As housing prices continue to soar and supply remains short, small- and medium-sized units have dominated new residential developments, both public and private, in recent years. It is a mind-blogging phenomenon that 200-square-foot flats have become the new norm, and a handful of new developments are selling these micro units at over HK$30,000 per square foot, continually breaking new records.
While couples may be able to live in these nano flats, they are certainly not for families with children. However, for young professionals and singles working in and around the central business area, a large living space isn’t their top priority. This particular demographic of buyers value living quality; having a home that’s close to the business district with well-developed facilities and leisure outlets possess a greater appeal to them. That explains why new developments in Sai Ying Pun have been seeing many record-breaking sales.
On top of Sai Ying Pun’s proximity to the Western Harbour Tunnel, thanks to the westward extension of the Island Line, it is now only two stops away from Central on the train. Sai Ying Pun’s connectivity to the rest of Hong Kong is a great selling point for properties in this area. In addition, old walk-ups are being torn down and replaced by standalone high-rises, while an array of modern restaurants and bars frequently spring up in the area. Meanwhile, residents can still find a lot of mom-and-pop shops that sell local groceries that preserve the characteristics of this old neighbourhood, making Sai Ying Pun an ideal place to live. It’s hard to deny that new residential buildings have largely altered the appearance of Sai Ying Pun, however, some developers have attempted to give their projects retro designs to help them better blend in with their surroundings.

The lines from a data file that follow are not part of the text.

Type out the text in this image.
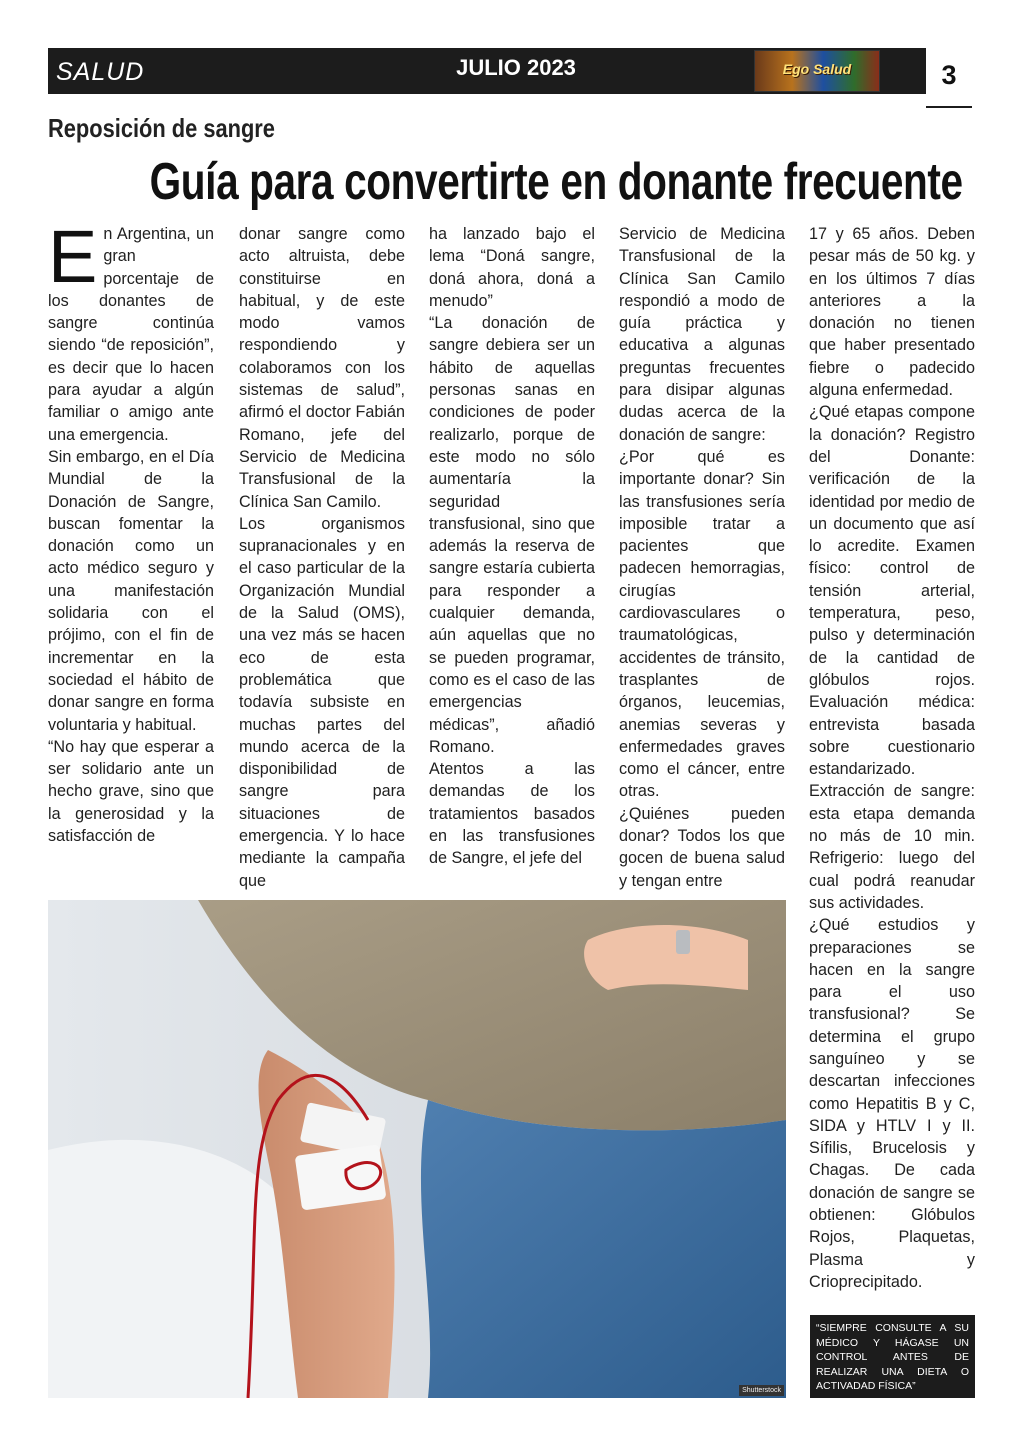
SALUD	JULIO 2023	Ego Salud	3
Reposición de sangre
Guía para convertirte en donante frecuente

En Argentina, un gran porcentaje de los donantes de sangre continúa siendo “de reposición”, es decir que lo hacen para ayudar a algún familiar o amigo ante una emergencia.

Sin embargo, en el Día Mundial de la Donación de Sangre, buscan fomentar la donación como un acto médico seguro y una manifestación solidaria con el prójimo, con el fin de incrementar en la sociedad el hábito de donar sangre en forma voluntaria y habitual.

“No hay que esperar a ser solidario ante un hecho grave, sino que la generosidad y la satisfacción de

donar sangre como acto altruista, debe constituirse en habitual, y de este modo vamos respondiendo y colaboramos con los sistemas de salud”, afirmó el doctor Fabián Romano, jefe del Servicio de Medicina Transfusional de la Clínica San Camilo.

Los organismos supranacionales y en el caso particular de la Organización Mundial de la Salud (OMS), una vez más se hacen eco de esta problemática que todavía subsiste en muchas partes del mundo acerca de la disponibilidad de sangre para situaciones de emergencia. Y lo hace mediante la campaña que

ha lanzado bajo el lema “Doná sangre, doná ahora, doná a menudo”

“La donación de sangre debiera ser un hábito de aquellas personas sanas en condiciones de poder realizarlo, porque de este modo no sólo aumentaría la seguridad transfusional, sino que además la reserva de sangre estaría cubierta para responder a cualquier demanda, aún aquellas que no se pueden programar, como es el caso de las emergencias médicas”, añadió Romano.

Atentos a las demandas de los tratamientos basados en las transfusiones de Sangre, el jefe del

Servicio de Medicina Transfusional de la Clínica San Camilo respondió a modo de guía práctica y educativa a algunas preguntas frecuentes para disipar algunas dudas acerca de la donación de sangre:

¿Por qué es importante donar? Sin las transfusiones sería imposible tratar a pacientes que padecen hemorragias, cirugías cardiovasculares o traumatológicas, accidentes de tránsito, trasplantes de órganos, leucemias, anemias severas y enfermedades graves como el cáncer, entre otras.

¿Quiénes pueden donar? Todos los que gocen de buena salud y tengan entre

17 y 65 años. Deben pesar más de 50 kg. y en los últimos 7 días anteriores a la donación no tienen que haber presentado fiebre o padecido alguna enfermedad.

¿Qué etapas compone la donación? Registro del Donante: verificación de la identidad por medio de un documento que así lo acredite. Examen físico: control de tensión arterial, temperatura, peso, pulso y determinación de la cantidad de glóbulos rojos. Evaluación médica: entrevista basada sobre cuestionario estandarizado. Extracción de sangre: esta etapa demanda no más de 10 min. Refrigerio: luego del cual podrá reanudar sus actividades.

¿Qué estudios y preparaciones se hacen en la sangre para el uso transfusional? Se determina el grupo sanguíneo y se descartan infecciones como Hepatitis B y C, SIDA y HTLV I y II. Sífilis, Brucelosis y Chagas. De cada donación de sangre se obtienen: Glóbulos Rojos, Plaquetas, Plasma y Crioprecipitado.

Shutterstock
“SIEMPRE CONSULTE A SU MÉDICO Y HÁGASE UN CONTROL ANTES DE REALIZAR UNA DIETA O ACTIVADAD FÍSICA”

Apart from working professionals, Sai Ying Pun has also attracted many expats to move into the area, resulting in a robust rental market and sprouting a huge interest from investors. “The new MTR station has boosted home and rental prices in the area, as properties are very well received by renters and buyers alike,” explains Jenny Yeung from Kin Kei Property Agency. The sales volume of Sai Ying Pun homes are reflective of their investment value; take 63 Pokfulam by Kowloon Development as an example. A unit with a saleable area of 209 square feet was recently sold at HK$8.09 million, or HK$38,713 per square feet, setting a new record for studio apartment prices. “Judging by recent trends, first-time home buyers are looking for units at the HK$6 million price point. The past months have seen large numbers of sales, and vacant units for sale remain very scarce.”
Located on 180 Connaught Road West in Shek Tong Tsui, this standalone building was developed by Emperor International Holdings and completed in the third quarter of 2015. It offers 125 units ranging from 524 to 3,518 square feet. A duplex unit on the 38th and 39th floor, with a saleable area of 3,518 square feet and two parking spaces, was recently sold by tender at HK$203.8 million, or HK$57,931 per square foot, setting a new record for this development.
This standalone high-rise sitting on Sai Yuen Lane was developed by New World Development Company and has 250 units, most of which are small flats. The high-rise contains 144 studio apartments with saleable areas between 213 and 227 square feet, as well as one-bedroom, two-bedroom and special units. Unit 16E of Artisan House, with a saleable area of 221 square feet, was recently sold at HK$6.667 million or HK$30,167 per square foot.
This Sun Hung Kai development is situated on 38 Western Street and offers 166 units, 133 of which are one-bedroom flats with saleable areas between 314 and 389 square feet. Two-bedroom units range from 410 to 540 square feet and the three top-floor units measure at 607 to 955 square feet.